We had a lecture a few weeks back, looking at Gauss' divergence theorem, and in the definition of the theorem, it specified that the boundary of the volume under consideration, S, had to be a 'piecewise smooth, orientable, closed surface'.
What bothers/intrigues me is that I cannot understand how a closed surface in 3D space CANNOT be orientable. Surely every closed surface is orientable!
My highly non-rigorous, intuitive argument runs as follows:
1) As the surface is closed, we can define two regions, one inside the surface, and one outside
2) We can construct a normal to the surface at any point P that is pointing towards the inside region. Thus the direction of the normal is defined for every point.
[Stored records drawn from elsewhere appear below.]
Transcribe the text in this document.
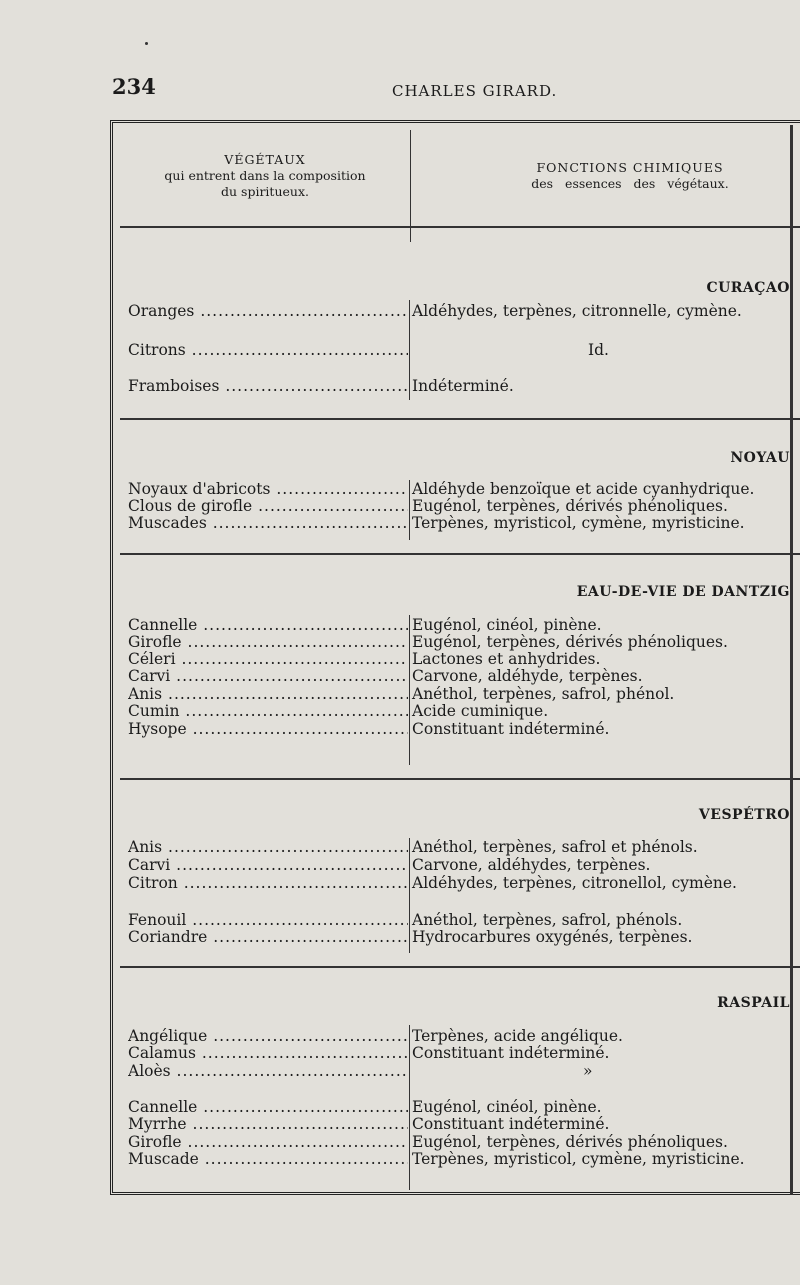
234	CHARLES GIRARD.
VÉGÉTAUX
qui entrent dans la composition
du spiritueux.
FONCTIONS CHIMIQUES
des essences des végétaux.
CURAÇAO
Oranges .....	Aldéhydes, terpènes, citronnelle, cymène.
Citrons .....	Id.
Framboises .....	Indéterminé.
NOYAU
Noyaux d'abricots .....	Aldéhyde benzoïque et acide cyanhydrique.
Clous de girofle .....	Eugénol, terpènes, dérivés phénoliques.
Muscades .....	Terpènes, myristicol, cymène, myristicine.
EAU-DE-VIE DE DANTZIG
Cannelle .....	Eugénol, cinéol, pinène.
Girofle .....	Eugénol, terpènes, dérivés phénoliques.
Céleri .....	Lactones et anhydrides.
Carvi .....	Carvone, aldéhyde, terpènes.
Anis .....	Anéthol, terpènes, safrol, phénol.
Cumin .....	Acide cuminique.
Hysope .....	Constituant indéterminé.
VESPÉTRO
Anis .....	Anéthol, terpènes, safrol et phénols.
Carvi .....	Carvone, aldéhydes, terpènes.
Citron .....	Aldéhydes, terpènes, citronellol, cymène.
Fenouil .....	Anéthol, terpènes, safrol, phénols.
Coriandre .....	Hydrocarbures oxygénés, terpènes.
RASPAIL
Angélique .....	Terpènes, acide angélique.
Calamus .....	Constituant indéterminé.
Aloès .....	»
Cannelle .....	Eugénol, cinéol, pinène.
Myrrhe .....	Constituant indéterminé.
Girofle .....	Eugénol, terpènes, dérivés phénoliques.
Muscade .....	Terpènes, myristicol, cymène, myristicine.
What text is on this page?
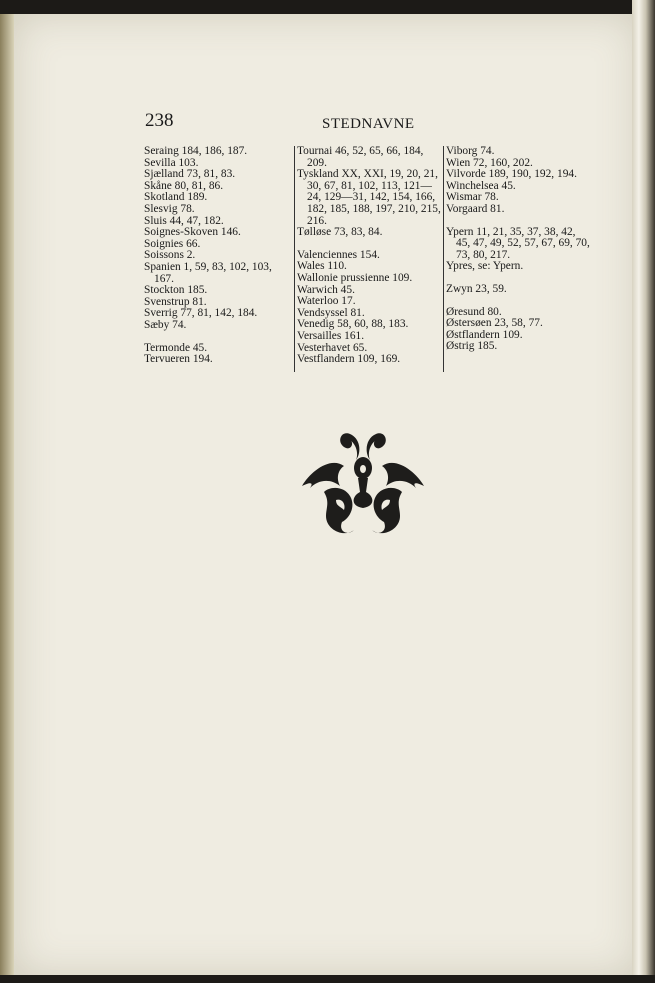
238	STEDNAVNE
Seraing 184, 186, 187.
Sevilla 103.
Sjælland 73, 81, 83.
Skåne 80, 81, 86.
Skotland 189.
Slesvig 78.
Sluis 44, 47, 182.
Soignes-Skoven 146.
Soignies 66.
Soissons 2.
Spanien 1, 59, 83, 102, 103, 167.
Stockton 185.
Svenstrup 81.
Sverrig 77, 81, 142, 184.
Sæby 74.
Termonde 45.
Tervueren 194.
Tournai 46, 52, 65, 66, 184, 209.
Tyskland XX, XXI, 19, 20, 21, 30, 67, 81, 102, 113, 121—24, 129—31, 142, 154, 166, 182, 185, 188, 197, 210, 215, 216.
Tølløse 73, 83, 84.
Valenciennes 154.
Wales 110.
Wallonie prussienne 109.
Warwich 45.
Waterloo 17.
Vendsyssel 81.
Venedig 58, 60, 88, 183.
Versailles 161.
Vesterhavet 65.
Vestflandern 109, 169.
Viborg 74.
Wien 72, 160, 202.
Vilvorde 189, 190, 192, 194.
Winchelsea 45.
Wismar 78.
Vorgaard 81.
Ypern 11, 21, 35, 37, 38, 42, 45, 47, 49, 52, 57, 67, 69, 70, 73, 80, 217.
Ypres, se: Ypern.
Zwyn 23, 59.
Øresund 80.
Østersøen 23, 58, 77.
Østflandern 109.
Østrig 185.
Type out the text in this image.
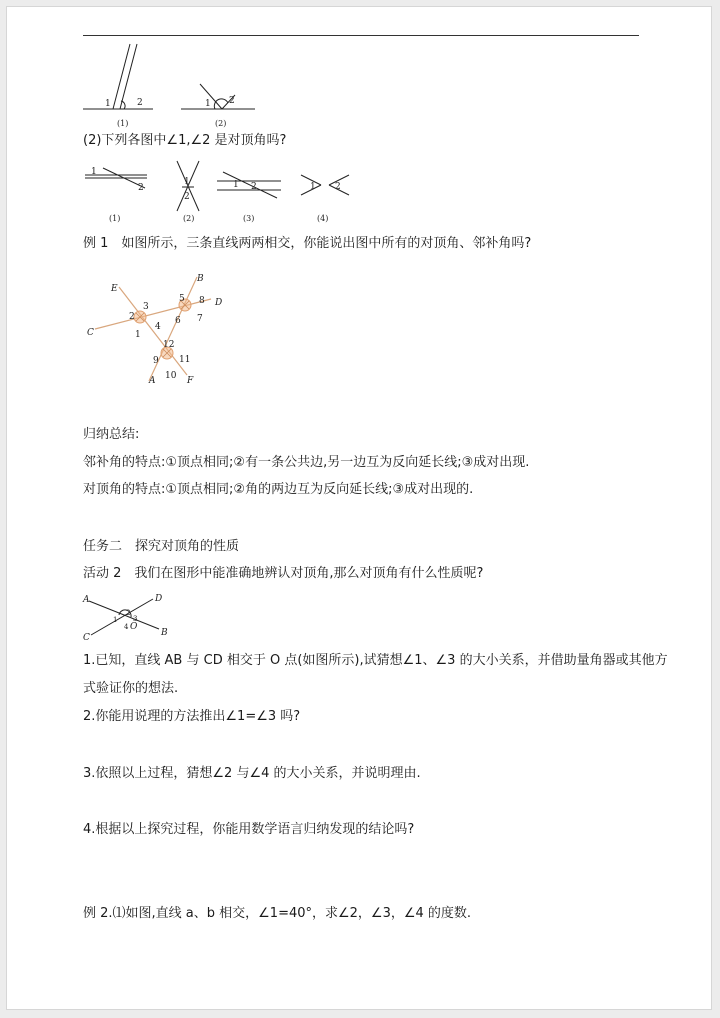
1	2
(1)
1 2
(2)
(2)下列各图中∠1,∠2 是对顶角吗?
1
2
(1)
1
2
(2)
1 2
(3)
1 2
(4)
例 1　如图所示，三条直线两两相交，你能说出图中所有的对顶角、邻补角吗?
E
B
D
C
A	F
2
3
1
4
5 8
6 7
12
9 11
10
归纳总结:
邻补角的特点:①顶点相同;②有一条公共边,另一边互为反向延长线;③成对出现.
对顶角的特点:①顶点相同;②角的两边互为反向延长线;③成对出现的.
任务二　探究对顶角的性质
活动 2　我们在图形中能准确地辨认对顶角,那么对顶角有什么性质呢?
A	D
C	B
O
1
2
3
4
1.已知，直线 AB 与 CD 相交于 O 点(如图所示),试猜想∠1、∠3 的大小关系，并借助量角器或其他方
式验证你的想法.
2.你能用说理的方法推出∠1=∠3 吗?
3.依照以上过程，猜想∠2 与∠4 的大小关系，并说明理由.
4.根据以上探究过程，你能用数学语言归纳发现的结论吗?
例 2.⑴如图,直线 a、b 相交，∠1=40°，求∠2，∠3，∠4 的度数.
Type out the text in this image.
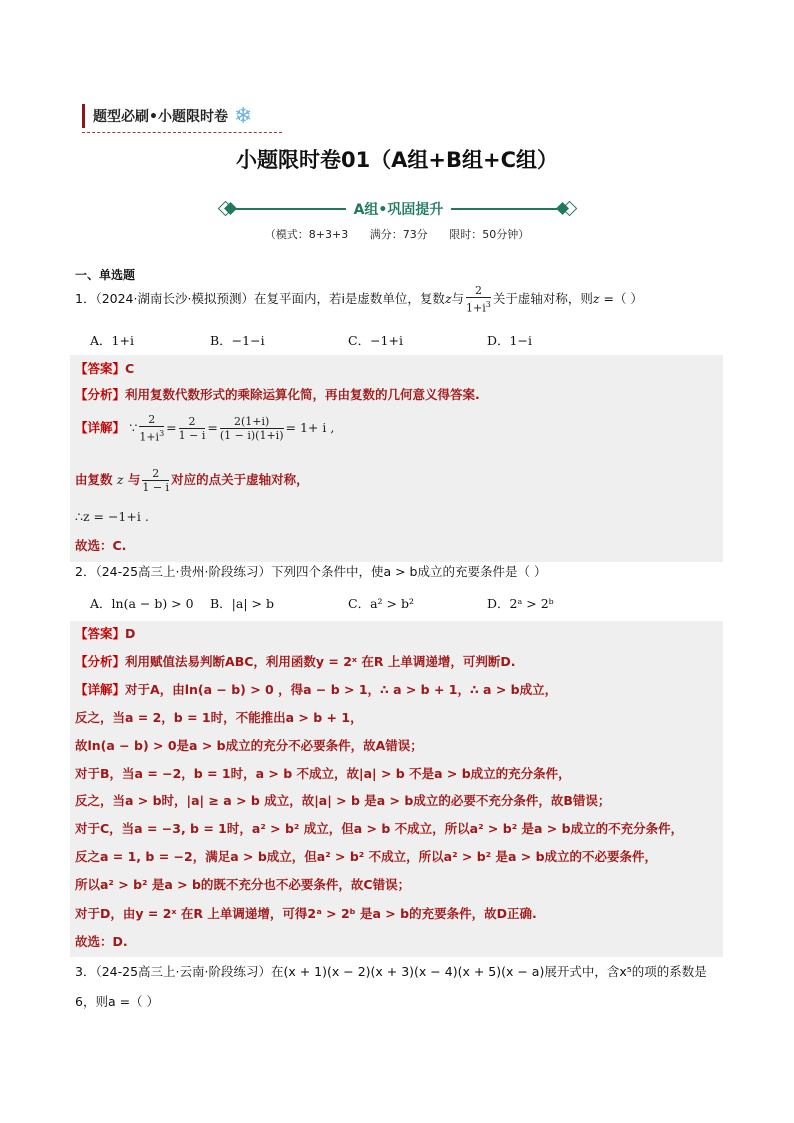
题型必刷•小题限时卷 ❄
小题限时卷01（A组+B组+C组）
A组•巩固提升
（模式：8+3+3 满分：73分 限时：50分钟）
一、单选题
1．（2024·湖南长沙·模拟预测）在复平面内，若i是虚数单位，复数z与 $\frac{2}{1+i^3}$ 关于虚轴对称，则z =（ ）
A．1+i	B．−1−i	C．−1+i	D．1−i
【答案】C
【分析】利用复数代数形式的乘除运算化简，再由复数的几何意义得答案.
【详解】 ∵ $\frac{2}{1+i^3} = \frac{2}{1 - i} = \frac{2(1+i)}{(1 - i)(1+i)} = 1+ i$ ,
由复数 z 与 $\frac{2}{1 - i}$ 对应的点关于虚轴对称，
∴z = −1+i .
故选：C.
2．（24-25高三上·贵州·阶段练习）下列四个条件中，使a > b成立的充要条件是（ ）
A．ln(a − b) > 0 B．|a| > b	C．a² > b²	D．2ᵃ > 2ᵇ
【答案】D
【分析】利用赋值法易判断ABC，利用函数y = 2ˣ 在R 上单调递增，可判断D.
【详解】对于A，由ln(a − b) > 0 ，得a − b > 1，∴ a > b + 1，∴ a > b成立，
反之，当a = 2，b = 1时，不能推出a > b + 1，
故ln(a − b) > 0是a > b成立的充分不必要条件，故A错误；
对于B，当a = −2，b = 1时，a > b 不成立，故|a| > b 不是a > b成立的充分条件，
反之，当a > b时，|a| ≥ a > b 成立，故|a| > b 是a > b成立的必要不充分条件，故B错误；
对于C，当a = −3, b = 1时，a² > b² 成立，但a > b 不成立，所以a² > b² 是a > b成立的不充分条件，
反之a = 1, b = −2，满足a > b成立，但a² > b² 不成立，所以a² > b² 是a > b成立的不必要条件，
所以a² > b² 是a > b的既不充分也不必要条件，故C错误；
对于D，由y = 2ˣ 在R 上单调递增，可得2ᵃ > 2ᵇ 是a > b的充要条件，故D正确.
故选：D.
3．（24-25高三上·云南·阶段练习）在(x + 1)(x − 2)(x + 3)(x − 4)(x + 5)(x − a)展开式中，含x⁵的项的系数是
6，则a =（ ）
3) As the surface is piecewise continuous, this normal will vary continuously.
4) Coupling (2) (defined direction of normal) with (3) (continuously changing normal) gives us an orientation for the closed surface.
5) Therefore every closed surface is orientable.
But of course, the precise wording of the statement for Gauss' Law strongly suggests that people far smarter than me have discovered some exotic non-orientable, closed surface. Is this true?
When I asked my lecturer about this, he just smiled and said he didn't know any examples, but that they do exist, and then said something even more tantalising about 'reflections of higher dimensional objects'
I would love it if anyone could shed some light on my situation.